Shin’s importance today is hard to overstate. In Seoul, he ran a two-Michelin-starred restaurant, celebrated for its deep respect for tradition and ingredients. Then, in a bold move, he brought Joo Ok to Manhattan—a relocation that not only uprooted his team but also redefined what Korean fine dining could look like in America. Instead of importing flavor, he began building it from the ground up, literally, with jang made from New York soybeans and vegetables grown on his own two-acre plot upstate.

Chef Chang-ho Shin

Shin Chang-ho

Growing up, Shin told me he had a split education in taste. His paternal grandmother came from Jeolla Province, known for bold, earthy cooking; his maternal grandmother hailed from Kaesong, where food leaned delicate and restrained. “Even though no one sat me down to teach me about flavor, I think those early meals shaped how I taste and think about food today,” he says. His maternal grandmother’s bossam kimchi, packed with seafood, still lingers in his mind.
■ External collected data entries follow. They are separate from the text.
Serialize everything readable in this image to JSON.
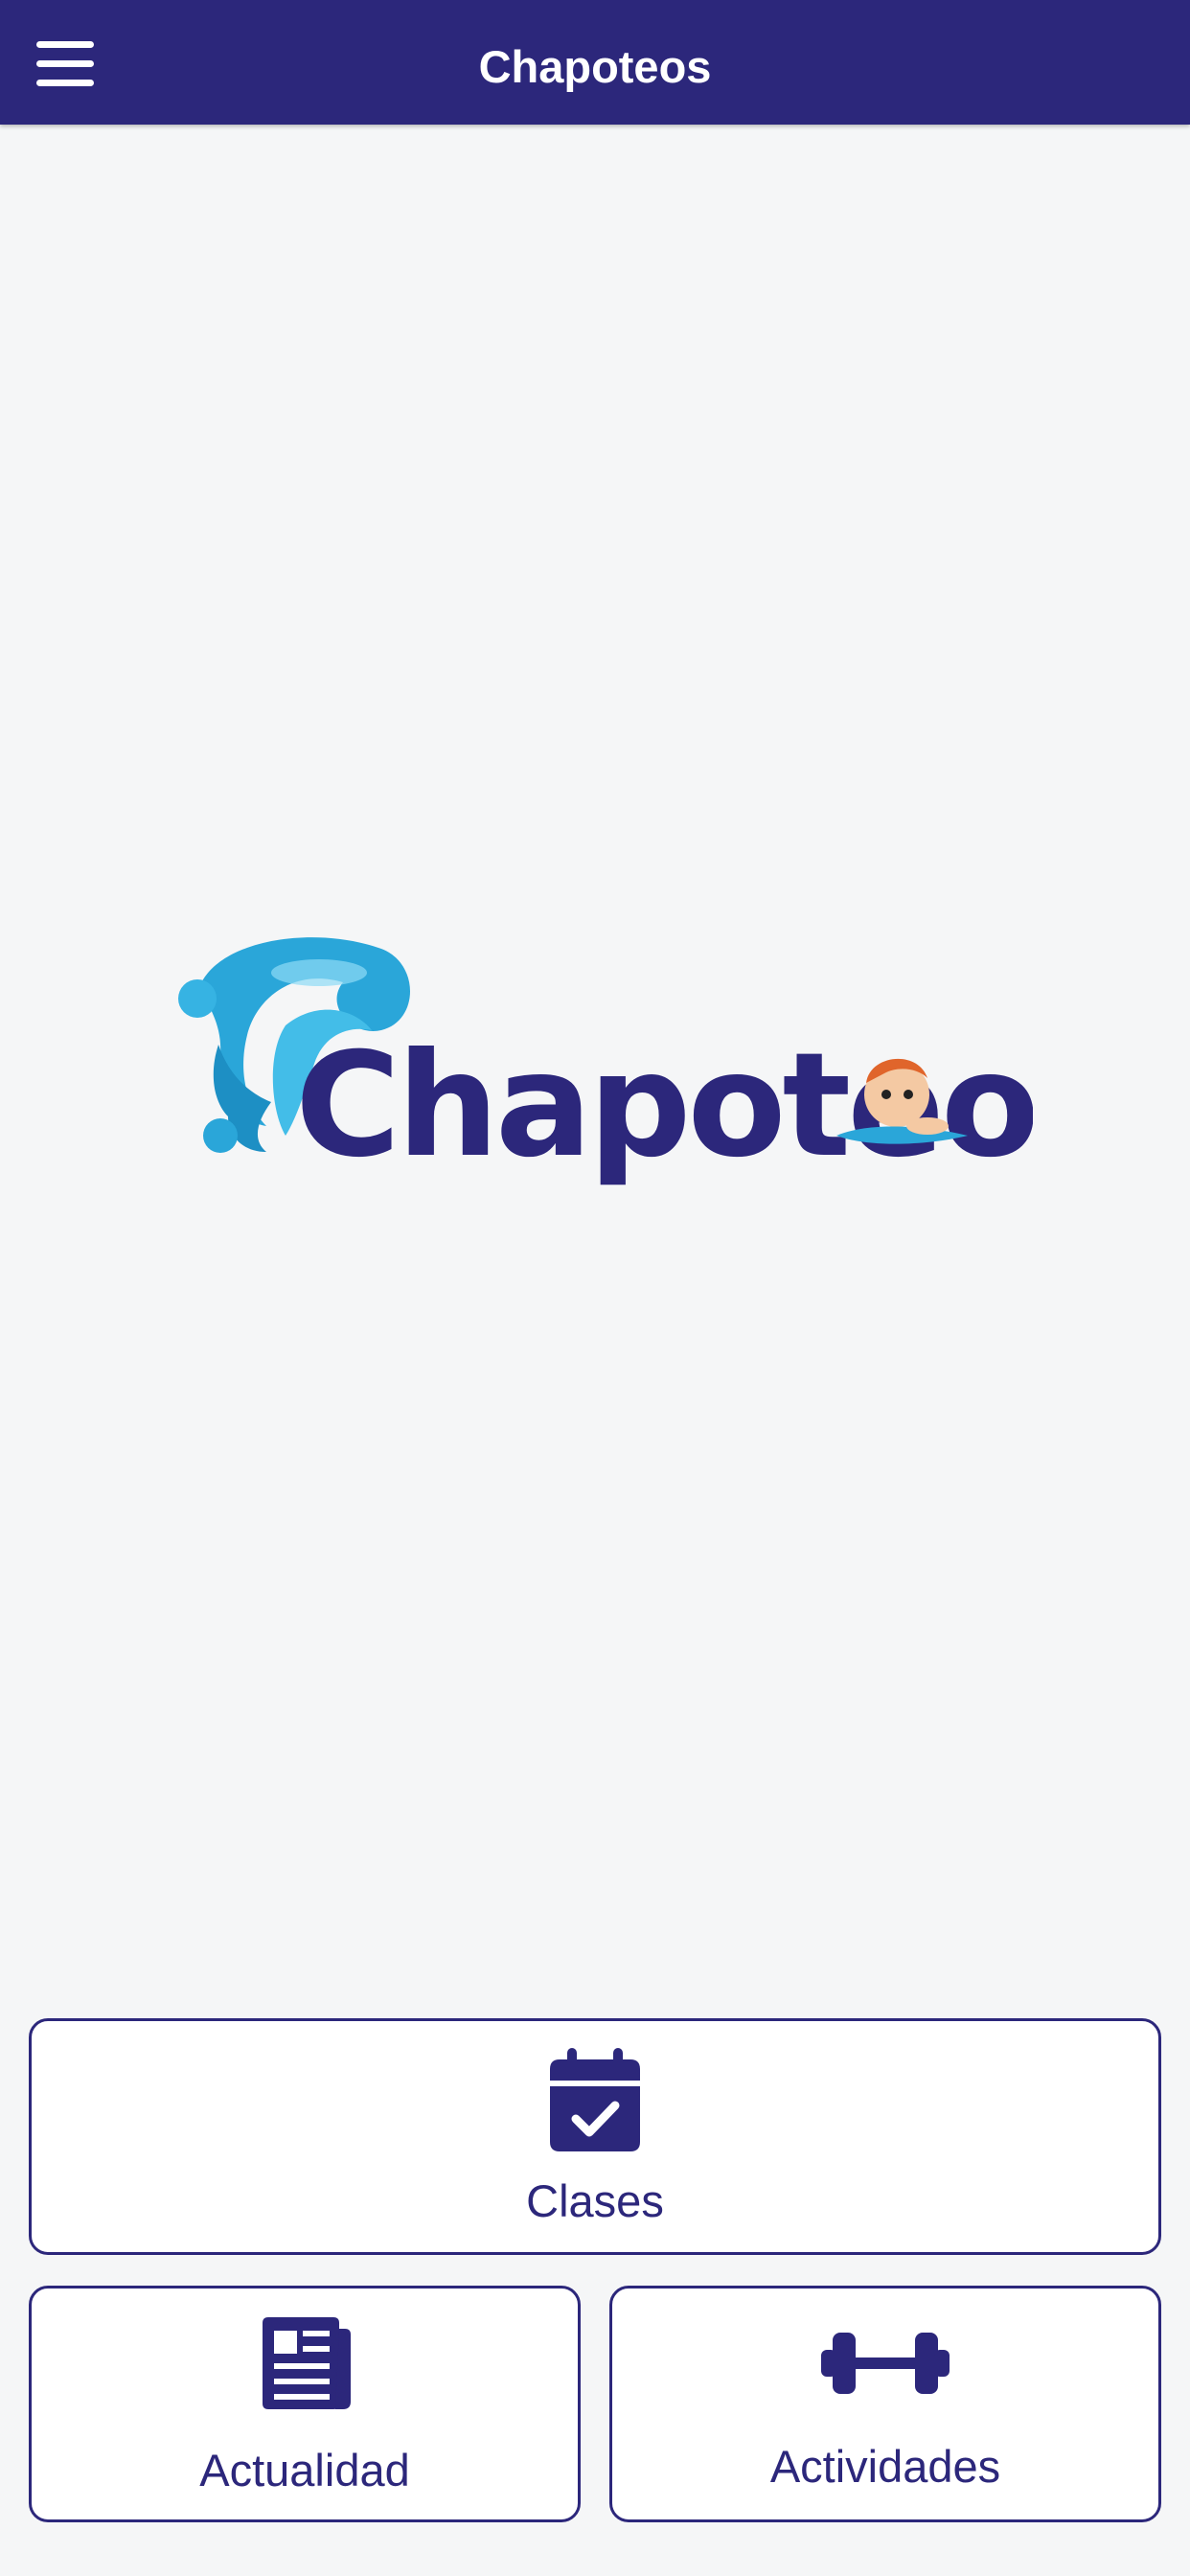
{
  "app": {
    "title": "Chapoteos",
    "accent_color": "#2c277b",
    "background_color": "#f5f6f7"
  },
  "header": {
    "menu_icon": "hamburger-menu-icon"
  },
  "logo": {
    "text": "Chapoteos",
    "icon": "water-splash-baby-swimmer-logo"
  },
  "cards": [
    {
      "label": "Clases",
      "icon": "calendar-check-icon"
    },
    {
      "label": "Actualidad",
      "icon": "newspaper-icon"
    },
    {
      "label": "Actividades",
      "icon": "dumbbell-icon"
    }
  ]
}
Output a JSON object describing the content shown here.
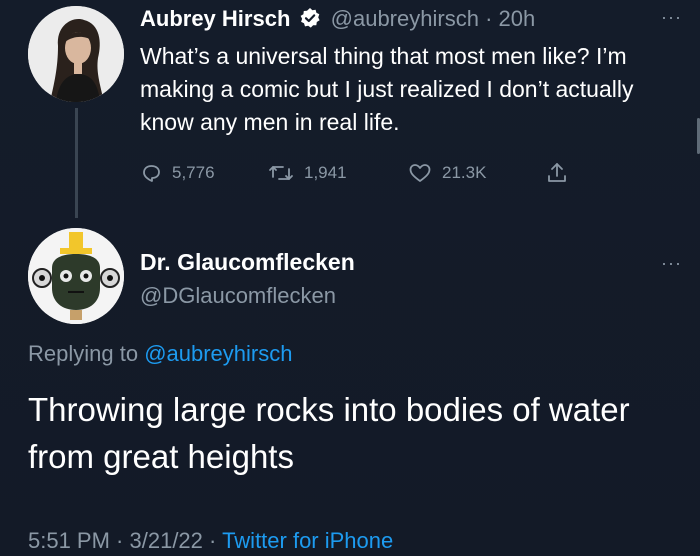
{
  "tweet1": {
    "name": "Aubrey Hirsch",
    "handle": "@aubreyhirsch",
    "separator": "·",
    "time": "20h",
    "more_label": "···",
    "text": "What’s a universal thing that most men like? I’m making a comic but I just realized I don’t actually know any men in real life.",
    "replies": "5,776",
    "retweets": "1,941",
    "likes": "21.3K"
  },
  "tweet2": {
    "name": "Dr. Glaucomflecken",
    "handle": "@DGlaucomflecken",
    "more_label": "···",
    "replying_prefix": "Replying to ",
    "replying_to": "@aubreyhirsch",
    "text": "Throwing large rocks into bodies of water from great heights",
    "time": "5:51 PM",
    "dot1": " · ",
    "date": "3/21/22",
    "dot2": " · ",
    "source": "Twitter for iPhone"
  },
  "colors": {
    "background": "#141c2a",
    "text": "#ffffff",
    "muted": "#8b98a5",
    "link": "#1d9bf0"
  },
  "icons": {
    "reply": "reply-icon",
    "retweet": "retweet-icon",
    "like": "heart-icon",
    "share": "share-icon",
    "verified": "verified-badge-icon",
    "more": "more-options-icon"
  }
}
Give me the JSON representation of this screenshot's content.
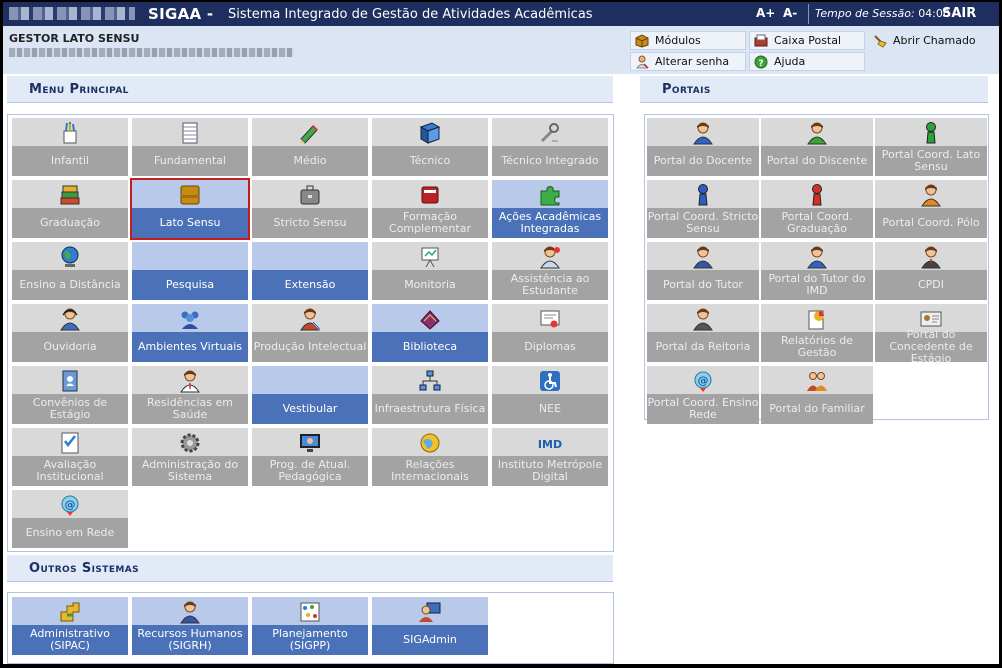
{
  "header": {
    "system_short": "SIGAA -",
    "system_name": "Sistema Integrado de Gestão de Atividades Acadêmicas",
    "font_increase": "A+",
    "font_decrease": "A-",
    "session_label": "Tempo de Sessão:",
    "session_time": "04:00",
    "logout": "SAIR"
  },
  "user": {
    "role": "GESTOR LATO SENSU"
  },
  "actions": {
    "modules": "Módulos",
    "inbox": "Caixa Postal",
    "open_ticket": "Abrir Chamado",
    "change_password": "Alterar senha",
    "help": "Ajuda"
  },
  "menu_principal": {
    "title": "Menu Principal",
    "tiles": [
      {
        "label": "Infantil",
        "icon": "pencils-icon",
        "state": "disabled"
      },
      {
        "label": "Fundamental",
        "icon": "notebook-icon",
        "state": "disabled"
      },
      {
        "label": "Médio",
        "icon": "pencil-icon",
        "state": "disabled"
      },
      {
        "label": "Técnico",
        "icon": "book-icon",
        "state": "disabled"
      },
      {
        "label": "Técnico Integrado",
        "icon": "tools-icon",
        "state": "disabled"
      },
      {
        "label": "Graduação",
        "icon": "books-stack-icon",
        "state": "disabled"
      },
      {
        "label": "Lato Sensu",
        "icon": "folder-icon",
        "state": "active",
        "selected": true
      },
      {
        "label": "Stricto Sensu",
        "icon": "briefcase-icon",
        "state": "disabled"
      },
      {
        "label": "Formação Complementar",
        "icon": "red-book-icon",
        "state": "disabled"
      },
      {
        "label": "Ações Acadêmicas Integradas",
        "icon": "puzzle-icon",
        "state": "active"
      },
      {
        "label": "Ensino a Distância",
        "icon": "globe-icon",
        "state": "disabled"
      },
      {
        "label": "Pesquisa",
        "icon": "",
        "state": "active"
      },
      {
        "label": "Extensão",
        "icon": "",
        "state": "active"
      },
      {
        "label": "Monitoria",
        "icon": "presentation-icon",
        "state": "disabled"
      },
      {
        "label": "Assistência ao Estudante",
        "icon": "support-icon",
        "state": "disabled"
      },
      {
        "label": "Ouvidoria",
        "icon": "headset-icon",
        "state": "disabled"
      },
      {
        "label": "Ambientes Virtuais",
        "icon": "group-icon",
        "state": "active"
      },
      {
        "label": "Produção Intelectual",
        "icon": "author-icon",
        "state": "disabled"
      },
      {
        "label": "Biblioteca",
        "icon": "library-icon",
        "state": "active"
      },
      {
        "label": "Diplomas",
        "icon": "certificate-icon",
        "state": "disabled"
      },
      {
        "label": "Convênios de Estágio",
        "icon": "address-book-icon",
        "state": "disabled"
      },
      {
        "label": "Residências em Saúde",
        "icon": "doctor-icon",
        "state": "disabled"
      },
      {
        "label": "Vestibular",
        "icon": "",
        "state": "active"
      },
      {
        "label": "Infraestrutura Física",
        "icon": "network-icon",
        "state": "disabled"
      },
      {
        "label": "NEE",
        "icon": "wheelchair-icon",
        "state": "disabled"
      },
      {
        "label": "Avaliação Institucional",
        "icon": "checklist-icon",
        "state": "disabled"
      },
      {
        "label": "Administração do Sistema",
        "icon": "gear-icon",
        "state": "disabled"
      },
      {
        "label": "Prog. de Atual. Pedagógica",
        "icon": "monitor-icon",
        "state": "disabled"
      },
      {
        "label": "Relações Internacionais",
        "icon": "world-icon",
        "state": "disabled"
      },
      {
        "label": "Instituto Metrópole Digital",
        "icon": "imd-logo-icon",
        "state": "disabled"
      },
      {
        "label": "Ensino em Rede",
        "icon": "network-at-icon",
        "state": "disabled"
      }
    ]
  },
  "portais": {
    "title": "Portais",
    "tiles": [
      {
        "label": "Portal do Docente",
        "icon": "user-blue-icon"
      },
      {
        "label": "Portal do Discente",
        "icon": "user-green-icon"
      },
      {
        "label": "Portal Coord. Lato Sensu",
        "icon": "user-green-pawn-icon"
      },
      {
        "label": "Portal Coord. Stricto Sensu",
        "icon": "user-blue-pawn-icon"
      },
      {
        "label": "Portal Coord. Graduação",
        "icon": "user-red-pawn-icon"
      },
      {
        "label": "Portal Coord. Pólo",
        "icon": "user-orange-icon"
      },
      {
        "label": "Portal do Tutor",
        "icon": "user-tutor-icon"
      },
      {
        "label": "Portal do Tutor do IMD",
        "icon": "user-tutor-imd-icon"
      },
      {
        "label": "CPDI",
        "icon": "user-suit-icon"
      },
      {
        "label": "Portal da Reitoria",
        "icon": "user-dean-icon"
      },
      {
        "label": "Relatórios de Gestão",
        "icon": "reports-icon"
      },
      {
        "label": "Portal do Concedente de Estágio",
        "icon": "id-card-icon"
      },
      {
        "label": "Portal Coord. Ensino Rede",
        "icon": "network-at-icon"
      },
      {
        "label": "Portal do Familiar",
        "icon": "family-icon"
      }
    ]
  },
  "outros_sistemas": {
    "title": "Outros Sistemas",
    "tiles": [
      {
        "label": "Administrativo (SIPAC)",
        "icon": "puzzle-yellow-icon"
      },
      {
        "label": "Recursos Humanos (SIGRH)",
        "icon": "user-hr-icon"
      },
      {
        "label": "Planejamento (SIGPP)",
        "icon": "planning-icon"
      },
      {
        "label": "SIGAdmin",
        "icon": "admin-icon"
      }
    ]
  }
}
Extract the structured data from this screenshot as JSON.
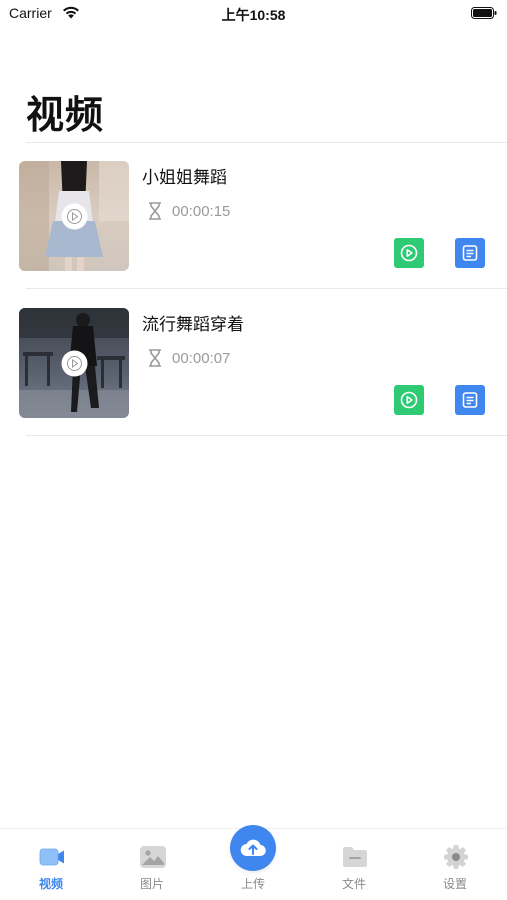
{
  "status_bar": {
    "carrier": "Carrier",
    "time": "上午10:58"
  },
  "page": {
    "title": "视频"
  },
  "videos": [
    {
      "title": "小姐姐舞蹈",
      "duration": "00:00:15"
    },
    {
      "title": "流行舞蹈穿着",
      "duration": "00:00:07"
    }
  ],
  "tabs": [
    {
      "label": "视频",
      "icon": "video-icon",
      "active": true
    },
    {
      "label": "图片",
      "icon": "image-icon",
      "active": false
    },
    {
      "label": "上传",
      "icon": "cloud-upload-icon",
      "active": false
    },
    {
      "label": "文件",
      "icon": "folder-icon",
      "active": false
    },
    {
      "label": "设置",
      "icon": "gear-icon",
      "active": false
    }
  ],
  "colors": {
    "accent": "#3f86ee",
    "play_button": "#2fcb74",
    "detail_button": "#3f86ee",
    "muted_text": "#9a9a9a"
  }
}
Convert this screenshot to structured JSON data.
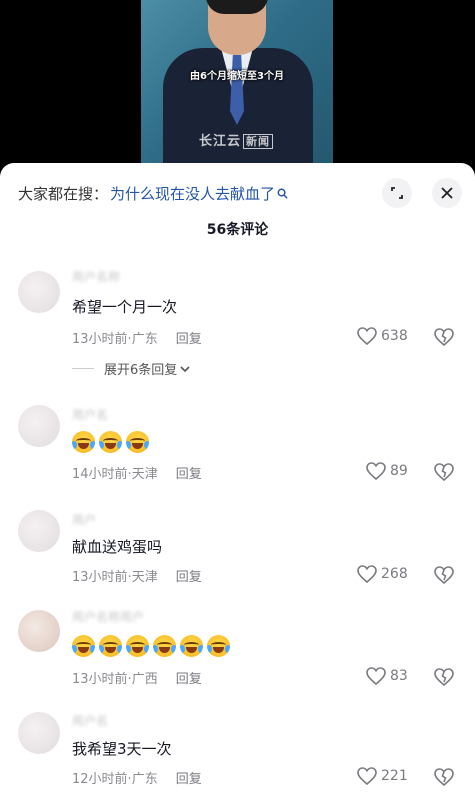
{
  "video": {
    "caption": "由6个月缩短至3个月",
    "logo_text": "长江云",
    "logo_box": "新闻"
  },
  "search": {
    "prefix": "大家都在搜：",
    "query": "为什么现在没人去献血了",
    "icon": "search-icon"
  },
  "header": {
    "comment_count_title": "56条评论",
    "fullscreen_icon": "fullscreen-icon",
    "close_icon": "close-icon"
  },
  "reply_label": "回复",
  "comments": [
    {
      "text": "希望一个月一次",
      "time": "13小时前",
      "location": "广东",
      "likes": "638",
      "expand_label": "展开6条回复"
    },
    {
      "text": "",
      "emoji": [
        "laugh-cry-emoji",
        "laugh-cry-emoji",
        "laugh-cry-emoji"
      ],
      "time": "14小时前",
      "location": "天津",
      "likes": "89"
    },
    {
      "text": "献血送鸡蛋吗",
      "time": "13小时前",
      "location": "天津",
      "likes": "268"
    },
    {
      "text": "",
      "emoji": [
        "rofl-emoji",
        "rofl-emoji",
        "rofl-emoji",
        "rofl-emoji",
        "rofl-emoji",
        "rofl-emoji"
      ],
      "time": "13小时前",
      "location": "广西",
      "likes": "83"
    },
    {
      "text": "我希望3天一次",
      "time": "12小时前",
      "location": "广东",
      "likes": "221"
    }
  ],
  "colors": {
    "link_blue": "#2456a8",
    "meta_gray": "#8a8b91",
    "text_dark": "#161823"
  }
}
Chang-ho Shin Joo OK New York City

By the time Shin began working in kitchens, jang—the fermented soybean pastes and sauces at the center of Korean cuisine—was a constant. Early in his career, he mostly encountered commercial versions. But as he rose through the ranks in Seoul, eventually leading Joo Ok to critical acclaim, he returned to handmade jang, each batch distinct and alive. Moving to New York made him go deeper still.

Shrimp, geoduck, and house-pressed perilla oil

“We’ve started making jang here as well, using local soybeans to create what I think of as a ‘New York jang,’” he explains. “The batch we made last year is fermenting beautifully, and we plan to start using it soon.”

Branzinno with year-old ganjang

Chef Chang-ho Shin Razor clam

Razor clam with yuzu

Relocating Joo Ok was never going to be simple. Shin knew ingredients would be the biggest challenge. “In Korea, I had stable access to the jang, wild greens, and seasonal produce that form the foundation of my cooking. But in New York, that infrastructure didn’t exist,” he says. So he started building it—working with farms, fermenting from scratch, and planting Korean cultivars on land upstate. You’ll see that in "Togather" Farm, pictured up top: organic tomatoes with herbs grown at the Joo Ok farm. The team pressed perilla oil weekly, turned the leftover seed meal into compost, and folded that compost back into the farm’s soil. Cooking became agriculture, and agriculture became philosophy.

Chef Chang-ho Shin Joo OK New York City

Watermelon sorbet with mascarpone songpyeon

That philosophy now shapes every plate at Joo Ok’s sleek midtown dining room, a space that Michelin calls “strikingly stylish,” with sculptural light fixtures and a dining room that feels equal parts gallery and temple. The way Shin’s fermentation lab feeds directly into the kitchen’s tasting menus is seamless, a deliberate blending of the two. Diners encounter dishes like soy-braised burdock root alongside seasonal greens that trace a full life cycle—shoot, blossom, seed, compost. It is a system that explains itself in flavor.

Joo Ok New York City

For Shin, that flavor requires context. Abroad, he argues, Korean food is often interpreted superficially. “Instead of simply presenting Korean food through surface elements, we try to express its foundations: jang, fermentation, and seasonal Korean vegetables,” he says. That means educating diners, sometimes slowly, about the role of doenjang, ganjang, and gochujang. Once people understand those, the depth of hansik begins to reveal itself.

Joo Ok was designed by Two Point Zero

Joo OK Restaurant

Looking forward, Shin talks about a dream menu that relies entirely on New York’s terroir. “One day, after a few more years of learning and building those relationships, I’d love to create a Joo Ok tasting menu made entirely from New York’s local ingredients,” he says. The jang, of course, will be ready—the quiet reminder that fermentation doesn’t just flavor food; it measures time.